The measure's proposal to create a department coordinator to oversee efforts to counter homegrown terrorism prompted the most debate. Under the legislation, the coordinator would focus on "the ideology that gives rise to Islamist terrorism."

By an 8-8 vote, senators rejected a proposal from Hawaii Democrat Daniel K. Akaka to broaden the language to task the coordinator with addressing the threat of homegrown terrorism generally, rather than including the explicit reference to Islamist extremism.

Akaka and other panel members - mostly Democrats - argued the department should not single out one specific ideology.

Carl Levin, D-Mich., said he was troubled by the underlying language, calling it "too narrow."
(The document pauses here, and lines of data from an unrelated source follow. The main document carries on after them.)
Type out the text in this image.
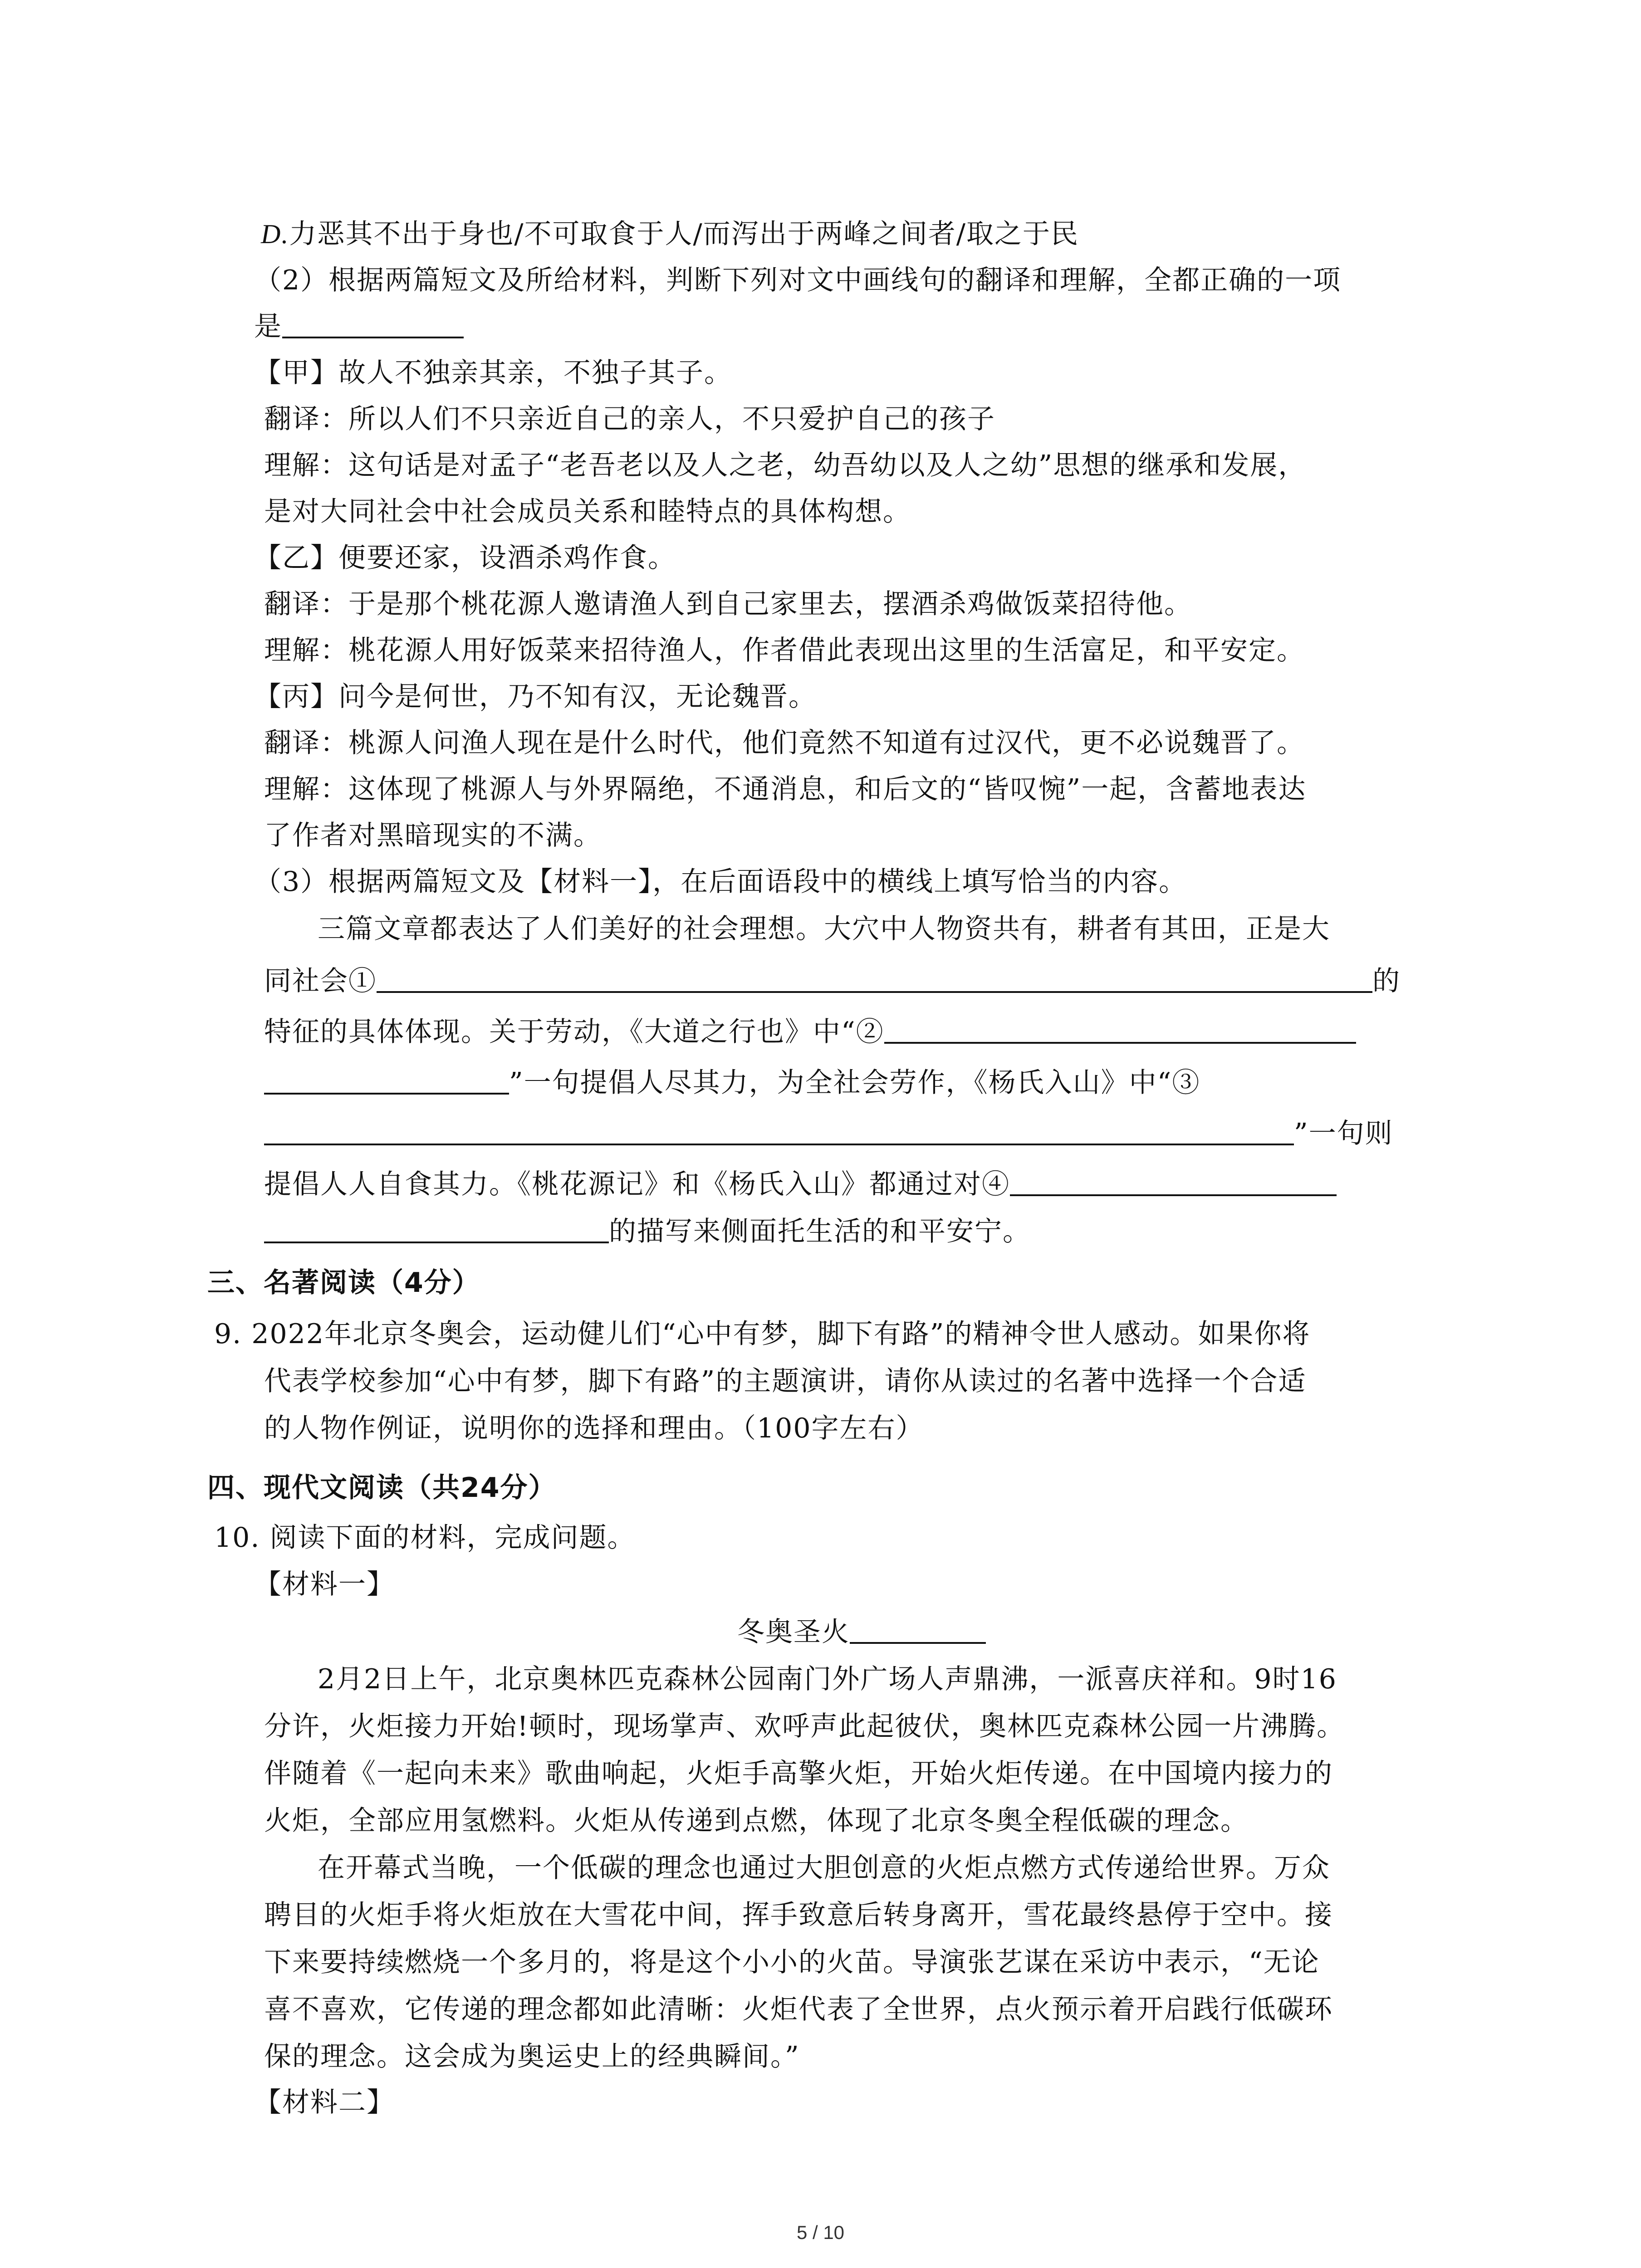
D.力恶其不出于身也/不可取食于人/而泻出于两峰之间者/取之于民
（2）根据两篇短文及所给材料，判断下列对文中画线句的翻译和理解，全都正确的一项
是
【甲】故人不独亲其亲，不独子其子。
翻译：所以人们不只亲近自己的亲人，不只爱护自己的孩子
理解：这句话是对孟子“老吾老以及人之老，幼吾幼以及人之幼”思想的继承和发展，
是对大同社会中社会成员关系和睦特点的具体构想。
【乙】便要还家，设酒杀鸡作食。
翻译：于是那个桃花源人邀请渔人到自己家里去，摆酒杀鸡做饭菜招待他。
理解：桃花源人用好饭菜来招待渔人，作者借此表现出这里的生活富足，和平安定。
【丙】问今是何世，乃不知有汉，无论魏晋。
翻译：桃源人问渔人现在是什么时代，他们竟然不知道有过汉代，更不必说魏晋了。
理解：这体现了桃源人与外界隔绝，不通消息，和后文的“皆叹惋”一起，含蓄地表达
了作者对黑暗现实的不满。
（3）根据两篇短文及【材料一】，在后面语段中的横线上填写恰当的内容。
三篇文章都表达了人们美好的社会理想。大穴中人物资共有，耕者有其田，正是大
同社会①	的
特征的具体体现。关于劳动，《大道之行也》中“②
”一句提倡人尽其力，为全社会劳作，《杨氏入山》中“③
”一句则
提倡人人自食其力。《桃花源记》和《杨氏入山》都通过对④
的描写来侧面托生活的和平安宁。
三、名著阅读（4分）
9. 2022年北京冬奥会，运动健儿们“心中有梦，脚下有路”的精神令世人感动。如果你将
代表学校参加“心中有梦，脚下有路”的主题演讲，请你从读过的名著中选择一个合适
的人物作例证，说明你的选择和理由。（100字左右）
四、现代文阅读（共24分）
10. 阅读下面的材料，完成问题。
【材料一】
冬奥圣火
2月2日上午，北京奥林匹克森林公园南门外广场人声鼎沸，一派喜庆祥和。9时16
分许，火炬接力开始!顿时，现场掌声、欢呼声此起彼伏，奥林匹克森林公园一片沸腾。
伴随着《一起向未来》歌曲响起，火炬手高擎火炬，开始火炬传递。在中国境内接力的
火炬，全部应用氢燃料。火炬从传递到点燃，体现了北京冬奥全程低碳的理念。
在开幕式当晚，一个低碳的理念也通过大胆创意的火炬点燃方式传递给世界。万众
聘目的火炬手将火炬放在大雪花中间，挥手致意后转身离开，雪花最终悬停于空中。接
下来要持续燃烧一个多月的，将是这个小小的火苗。导演张艺谋在采访中表示，“无论
喜不喜欢，它传递的理念都如此清晰：火炬代表了全世界，点火预示着开启践行低碳环
保的理念。这会成为奥运史上的经典瞬间。”
【材料二】
5 / 10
Panel Chairman Joseph I. Lieberman, I-Conn., and ranking Republican Susan Collins of Maine argued it is important to stress that Islamist extremism is of particular concern, something they have said the Obama administration has failed to acknowledge.

"Hesitancy to name the threat that we face impedes our efforts to counter it," Collins said.

Akaka's amendment also would have directed the Government Accountability Office to review whether the department's efforts to counter homegrown terrorism have violated protections under the First or 14th amendments to the Constitution.

Kentucky Republican Rand Paul was the only GOP senator to support the amendment.

Other Amendments

Meanwhile, the panel adopted, 13-4, a proposal from Arizona Republican John McCain that would give Border Patrol agents greater access to federal lands along the Southwest border.

McCain said the proposal would help alleviate problems that have arisen when land management laws have impeded border security efforts.

Under the amendment, agents would be given access to the federal lands for routine motorized patrols and for the deployment of temporary tactical infrastructure and surveillance and detection equipment.

By voice vote, senators also adopted amendments from Collins that would block the department from requiring contract applicants to submit political information, such as campaign contributions, and require funds saved from the consolidation or elimination of programs to be returned to the Treasury.

In addition, the panel adopted by voice vote a proposal from Delaware Democrat Thomas R. Carper and Massachusetts Republican Scott P. Brown to require a DHS financial audit, and an amendment from Oklahoma Republican Tom Coburn to mandate reporting from the department on the amount of federal funding provided to state and urban fusion centers.

Senators rejected, 5-12, a Paul amendment to limit the fiscal 2012 authorization to the level appropriated for fiscal 2007.